With this approach, students pair up (or you pair them up) to work on programming assignments together. There’s a methodology here: One person types while the other person watches, then they switch, and they keep switching throughout the assignment. 

It’s a powerful mechanism. Students have been shown to both do better in class and retain more knowledge, and failure rates drop dramatically as a result of working together. The drawbacks with this approach are with freeloaders who don’t actually do anything, and students who, conversely, want to do everything themselves. But there are ways to address both drawbacks.

5. Rapport

Reduces Rationalization 

Knowing how to connect with your students is as important as mastery of your material. When you build rapport with your students, you’ll see significant improvement in their grades and retention rates.

Bottom line: If you care, they’ll care. And by connecting with students, you’re diminishing a key rationalization for cheating: The professor just “doesn’t get it.” 

6. Integrity Talk and Quiz

Reduces Opportunity

On the first day of class, nobody is thinking about cheating.

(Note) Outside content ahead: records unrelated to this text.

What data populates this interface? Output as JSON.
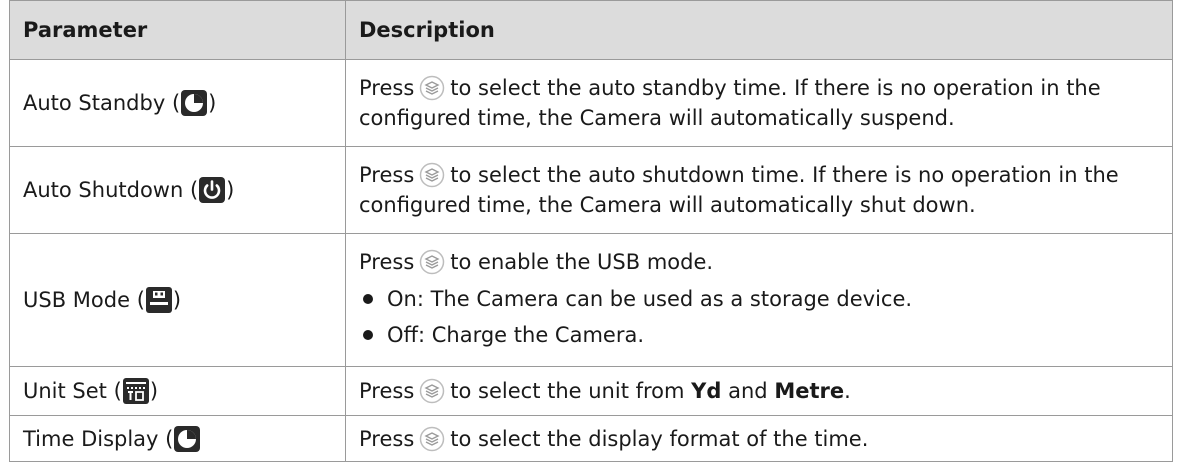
{
  "table": {
    "headers": {
      "parameter": "Parameter",
      "description": "Description"
    },
    "rows": [
      {
        "name": "Auto Standby",
        "icon": "standby-clock-icon",
        "desc_pre": "Press",
        "desc_post": "to select the auto standby time. If there is no operation in the configured time, the Camera will automatically suspend."
      },
      {
        "name": "Auto Shutdown",
        "icon": "power-icon",
        "desc_pre": "Press",
        "desc_post": "to select the auto shutdown time. If there is no operation in the configured time, the Camera will automatically shut down."
      },
      {
        "name": "USB Mode",
        "icon": "usb-storage-icon",
        "desc_pre": "Press",
        "desc_post": "to enable the USB mode.",
        "bullets": [
          "On: The Camera can be used as a storage device.",
          "Off: Charge the Camera."
        ]
      },
      {
        "name": "Unit Set",
        "icon": "unit-set-icon",
        "desc_pre": "Press",
        "desc_mid": "to select the unit from",
        "unit1": "Yd",
        "and": "and",
        "unit2": "Metre",
        "end": "."
      },
      {
        "name": "Time Display",
        "icon": "time-display-icon",
        "desc_pre": "Press",
        "desc_post": "to select the display format of the time."
      }
    ],
    "open_paren": "(",
    "close_paren": ")",
    "press_button_icon": "layers-button-icon"
  }
}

So discussing it at the dawn of the semester will go over students’ heads. But by the third week? Different story. This is the time to present your class with a 20-minute talk on academic integrity, followed by an “integrity quiz.” 

Promoted by Professor Max Chou at UC Irvine, the integrity quiz is an explicit review of what is and is not allowed in class. For his own integrity quiz, Dr. Vahid creates a section in his zyBooks course to ask questions such as: 

  • Are you allowed to show buggy code to a classmate who’s helping me? (Yes)
  • Is a student with working code allowed to show their work to a classmate who’s struggling? (No)
  • Can you use ChatGPT to write your code or post to Chegg? (Absolutely not!)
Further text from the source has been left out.